计算机工程与应用 ›› 2022, Vol. 58 ›› Issue (15): 153-161.DOI: 10.3778/j.issn.1002-8331.2101-0001

• 模式识别与人工智能 • 上一篇    下一篇

基于双分支网络联合训练的虚假新闻检测

郭铃霓,黄舰,吴兴财,杨振国,刘文印   

  1. 1.广东工业大学 计算机学院,广州 510006
    2.鹏城实验室网络空间安全研究中心,广东 深圳 518000
  • 出版日期:2022-08-01 发布日期:2022-08-01

Fake News Detection Based on Joint Training Two-Branch Network

GUO Lingni, HUANG Jian, WU Xingcai, YANG Zhenguo, LIU Wenyin   

  1. 1.School of Computer, Guangdong University of Technology, Guangzhou 510006, China
    2.Cyberspace Security Research Center, Peng Cheng Laboratory, Shenzhen, Guangdong 518000, China
  • Online:2022-08-01 Published:2022-08-01

摘要: 虚假新闻在社交媒体上的广泛传播,给社会带来了不同程度的负面影响。针对虚假新闻早期检测任务中,社交上下文信息不充分的问题,提出一种基于双分支网络联合训练的虚假新闻检测模型。该模型由最大池化网络分支(max pooling branch,MPB)和广义均值池化网络分支(generalized mean pooling branch,GPB)组成。MPB采用卷积神经网络对新闻文章进行文本特征提取,GPB引入了可训练的池化层,学习新闻文章潜在的语义特征。同时,在每个分支网络中,对新闻标题和正文之间进行语义关联性度量。最终,对两个分支网络联合训练后的结果进行决策融合,判断新闻的真实性。实验结果表明,提出的模型在准确率、召回率、F1值评测指标上均优于基线模型,F1值达到94.1%,比最优的基线模型提升了6.4个百分点。

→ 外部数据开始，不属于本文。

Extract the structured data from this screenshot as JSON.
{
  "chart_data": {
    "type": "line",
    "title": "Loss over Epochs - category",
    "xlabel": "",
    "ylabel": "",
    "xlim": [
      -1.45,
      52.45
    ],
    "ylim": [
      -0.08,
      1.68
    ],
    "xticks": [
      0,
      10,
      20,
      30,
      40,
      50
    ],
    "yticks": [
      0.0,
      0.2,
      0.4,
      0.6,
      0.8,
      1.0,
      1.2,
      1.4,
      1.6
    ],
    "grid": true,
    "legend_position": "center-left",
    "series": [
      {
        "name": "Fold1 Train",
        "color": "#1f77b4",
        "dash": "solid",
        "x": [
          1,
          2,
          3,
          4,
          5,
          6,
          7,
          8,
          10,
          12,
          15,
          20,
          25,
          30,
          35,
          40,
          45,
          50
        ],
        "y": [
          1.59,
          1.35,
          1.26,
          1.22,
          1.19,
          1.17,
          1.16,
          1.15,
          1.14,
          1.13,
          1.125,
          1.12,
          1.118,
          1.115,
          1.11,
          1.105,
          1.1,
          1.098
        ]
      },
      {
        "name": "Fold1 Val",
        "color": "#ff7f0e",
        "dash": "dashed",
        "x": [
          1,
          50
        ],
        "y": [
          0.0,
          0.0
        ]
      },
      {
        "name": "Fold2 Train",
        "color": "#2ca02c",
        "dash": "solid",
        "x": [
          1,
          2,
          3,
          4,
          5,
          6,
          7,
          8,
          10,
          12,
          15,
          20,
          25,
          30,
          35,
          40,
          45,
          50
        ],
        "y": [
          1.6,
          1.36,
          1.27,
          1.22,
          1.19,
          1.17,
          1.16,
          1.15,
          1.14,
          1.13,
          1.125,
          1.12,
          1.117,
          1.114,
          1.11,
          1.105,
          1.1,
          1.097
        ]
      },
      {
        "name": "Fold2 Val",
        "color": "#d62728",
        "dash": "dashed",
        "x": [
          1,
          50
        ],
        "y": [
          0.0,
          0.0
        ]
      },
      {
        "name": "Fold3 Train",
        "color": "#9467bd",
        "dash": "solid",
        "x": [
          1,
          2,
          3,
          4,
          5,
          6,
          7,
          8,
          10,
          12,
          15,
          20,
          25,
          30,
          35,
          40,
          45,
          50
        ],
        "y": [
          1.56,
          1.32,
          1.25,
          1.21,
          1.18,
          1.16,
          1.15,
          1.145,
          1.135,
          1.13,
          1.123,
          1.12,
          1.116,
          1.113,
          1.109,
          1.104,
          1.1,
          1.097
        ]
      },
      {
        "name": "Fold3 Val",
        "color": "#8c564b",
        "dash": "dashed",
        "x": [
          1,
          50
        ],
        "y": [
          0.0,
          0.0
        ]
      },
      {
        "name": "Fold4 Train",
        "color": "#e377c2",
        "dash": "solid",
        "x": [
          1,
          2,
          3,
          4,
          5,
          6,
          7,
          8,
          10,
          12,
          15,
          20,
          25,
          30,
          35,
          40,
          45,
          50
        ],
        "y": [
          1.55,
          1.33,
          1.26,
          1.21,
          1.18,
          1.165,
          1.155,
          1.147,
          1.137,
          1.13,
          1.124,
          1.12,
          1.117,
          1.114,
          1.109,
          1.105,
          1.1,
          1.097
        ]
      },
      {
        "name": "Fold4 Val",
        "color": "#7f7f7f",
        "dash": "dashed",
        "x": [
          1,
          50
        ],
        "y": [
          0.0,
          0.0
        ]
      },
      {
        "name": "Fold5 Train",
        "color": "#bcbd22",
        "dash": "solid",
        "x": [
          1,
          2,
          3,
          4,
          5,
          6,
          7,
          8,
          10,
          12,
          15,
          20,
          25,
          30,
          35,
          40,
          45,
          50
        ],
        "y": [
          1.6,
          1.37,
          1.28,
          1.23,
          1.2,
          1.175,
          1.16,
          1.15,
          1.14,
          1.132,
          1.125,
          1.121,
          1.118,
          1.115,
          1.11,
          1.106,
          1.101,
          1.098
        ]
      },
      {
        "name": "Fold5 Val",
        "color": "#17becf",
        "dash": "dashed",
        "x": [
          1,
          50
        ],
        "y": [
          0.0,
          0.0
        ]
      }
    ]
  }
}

关键词: 虚假新闻早期检测, 联合训练, 双分支网络, 语义关联性度量

Abstract: The wide spread dissemination of fake news on social media has brought negative impact to the society. The key problem in detecting fake news at an early stage is that the news is just published lacking social context. To this end, the joint training two-branch network is proposed for detecting fake news. Specifically, the two-branch network is consisted of two branches, i.e., the max pooling network branch(MPB) and the generalized mean pooling network branch(GPB). MPB uses convolutional neural network to extract textual features of news articles, and GPB introduces a trainable pooling layer to learn the latent semantic features of news articles. Meanwhile, the semantic relevance between news title and the body text is measured in each branch. Finally, the results from the two branches are fused to judge the authenticity of news. The experimental results show that the proposed model outperforms the baseline models in terms of the evaluation metrics of accuracy, recall and F1-score, and achieves 94.1% on F1-score, which is 6.4 percentage points higher than other baselines.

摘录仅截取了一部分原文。